Emphasis mine. Kaveh embraces the full complexity of the problem, nestling the means of mass shooting in among a lengthy list of complex and often interrelated motives, where it would have stuck out even if I hadn’t put it in bold text. Skeptic Ink’s own Rebecca Bradley takes a similarly nuanced approach by pointing out that all manner of ideologies are capable of radicalizing their adherents:
I think that Omar Mateen is Anders Breivik, is Baruch Goldstein, is John Allen Mohammed, is Robert Dear, is Abbas al-Baqir Abbas, is Mark Essex, is Nidal Hasan, is Dylann Roof, is Tashfeen Malik and her husband, is Tamerlan Tsarnaev and his brother. The common thread is pernicious radical ideology, whether based on race, ethnos, religion, or sexual orientation.
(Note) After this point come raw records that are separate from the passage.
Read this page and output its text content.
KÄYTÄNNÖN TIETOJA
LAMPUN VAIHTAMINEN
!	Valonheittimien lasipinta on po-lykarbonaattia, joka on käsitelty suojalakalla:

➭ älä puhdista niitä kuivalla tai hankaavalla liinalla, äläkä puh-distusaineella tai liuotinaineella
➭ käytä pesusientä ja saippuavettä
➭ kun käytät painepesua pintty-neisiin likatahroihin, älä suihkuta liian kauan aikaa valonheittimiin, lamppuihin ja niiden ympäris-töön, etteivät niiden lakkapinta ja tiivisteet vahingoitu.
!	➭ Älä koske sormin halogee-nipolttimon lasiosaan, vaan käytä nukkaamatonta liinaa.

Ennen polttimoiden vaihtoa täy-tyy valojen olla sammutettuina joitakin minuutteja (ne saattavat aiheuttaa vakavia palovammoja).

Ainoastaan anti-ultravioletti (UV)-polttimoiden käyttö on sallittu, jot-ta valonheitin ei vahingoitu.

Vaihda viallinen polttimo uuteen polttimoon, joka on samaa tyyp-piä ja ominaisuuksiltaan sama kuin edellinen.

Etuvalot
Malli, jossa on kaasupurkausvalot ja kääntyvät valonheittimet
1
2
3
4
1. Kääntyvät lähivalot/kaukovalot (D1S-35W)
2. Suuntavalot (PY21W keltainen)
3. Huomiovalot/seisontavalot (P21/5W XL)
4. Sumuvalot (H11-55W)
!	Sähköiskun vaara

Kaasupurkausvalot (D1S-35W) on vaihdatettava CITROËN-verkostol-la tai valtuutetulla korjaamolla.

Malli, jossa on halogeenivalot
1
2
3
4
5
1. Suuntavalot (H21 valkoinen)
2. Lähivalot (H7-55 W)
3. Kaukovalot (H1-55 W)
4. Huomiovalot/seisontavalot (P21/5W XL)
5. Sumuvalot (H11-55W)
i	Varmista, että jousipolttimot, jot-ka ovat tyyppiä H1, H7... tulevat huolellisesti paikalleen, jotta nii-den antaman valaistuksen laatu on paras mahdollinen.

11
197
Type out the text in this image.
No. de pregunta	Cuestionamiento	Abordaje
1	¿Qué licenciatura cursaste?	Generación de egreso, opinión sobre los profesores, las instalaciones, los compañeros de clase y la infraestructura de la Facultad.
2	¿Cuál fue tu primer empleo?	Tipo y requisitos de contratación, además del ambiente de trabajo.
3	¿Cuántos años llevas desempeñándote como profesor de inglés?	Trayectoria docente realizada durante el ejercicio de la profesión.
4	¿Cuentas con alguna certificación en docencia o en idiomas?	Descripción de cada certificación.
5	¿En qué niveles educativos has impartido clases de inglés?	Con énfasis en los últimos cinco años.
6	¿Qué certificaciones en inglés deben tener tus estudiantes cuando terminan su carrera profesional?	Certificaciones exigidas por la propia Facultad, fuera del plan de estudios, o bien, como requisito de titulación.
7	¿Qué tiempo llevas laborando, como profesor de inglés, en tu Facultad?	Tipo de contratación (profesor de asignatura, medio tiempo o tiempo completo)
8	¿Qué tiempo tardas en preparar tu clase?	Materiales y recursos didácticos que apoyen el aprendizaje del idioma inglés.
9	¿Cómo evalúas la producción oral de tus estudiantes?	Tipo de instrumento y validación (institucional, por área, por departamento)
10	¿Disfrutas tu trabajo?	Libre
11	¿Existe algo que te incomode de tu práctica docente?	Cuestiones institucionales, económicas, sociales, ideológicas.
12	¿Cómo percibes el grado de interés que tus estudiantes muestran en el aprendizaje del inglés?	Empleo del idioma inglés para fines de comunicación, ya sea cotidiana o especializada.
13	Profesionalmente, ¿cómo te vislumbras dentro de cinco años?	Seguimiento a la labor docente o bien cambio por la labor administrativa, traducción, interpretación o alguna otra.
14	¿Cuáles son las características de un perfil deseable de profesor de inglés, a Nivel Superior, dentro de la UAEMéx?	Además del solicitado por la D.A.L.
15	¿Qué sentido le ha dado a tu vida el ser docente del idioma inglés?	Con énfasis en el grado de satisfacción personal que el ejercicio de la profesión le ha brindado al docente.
Once we’ve wrapped our heads around the scope and complexity of what we’re facing, we have to ask ourselves which approach is most likely to be effective going forward: addressing motives or regulating means. The First Amendment protects those who preach hate in the name of any given radical ideology and ensures that the federal government avoids persecuting (or supporting) any particular religion, whereas the Second Amendment protects those who seek to bear arms. One of those two provisions is going to have to be narrowed if we hope to craft a long-term policy solution at the federal level.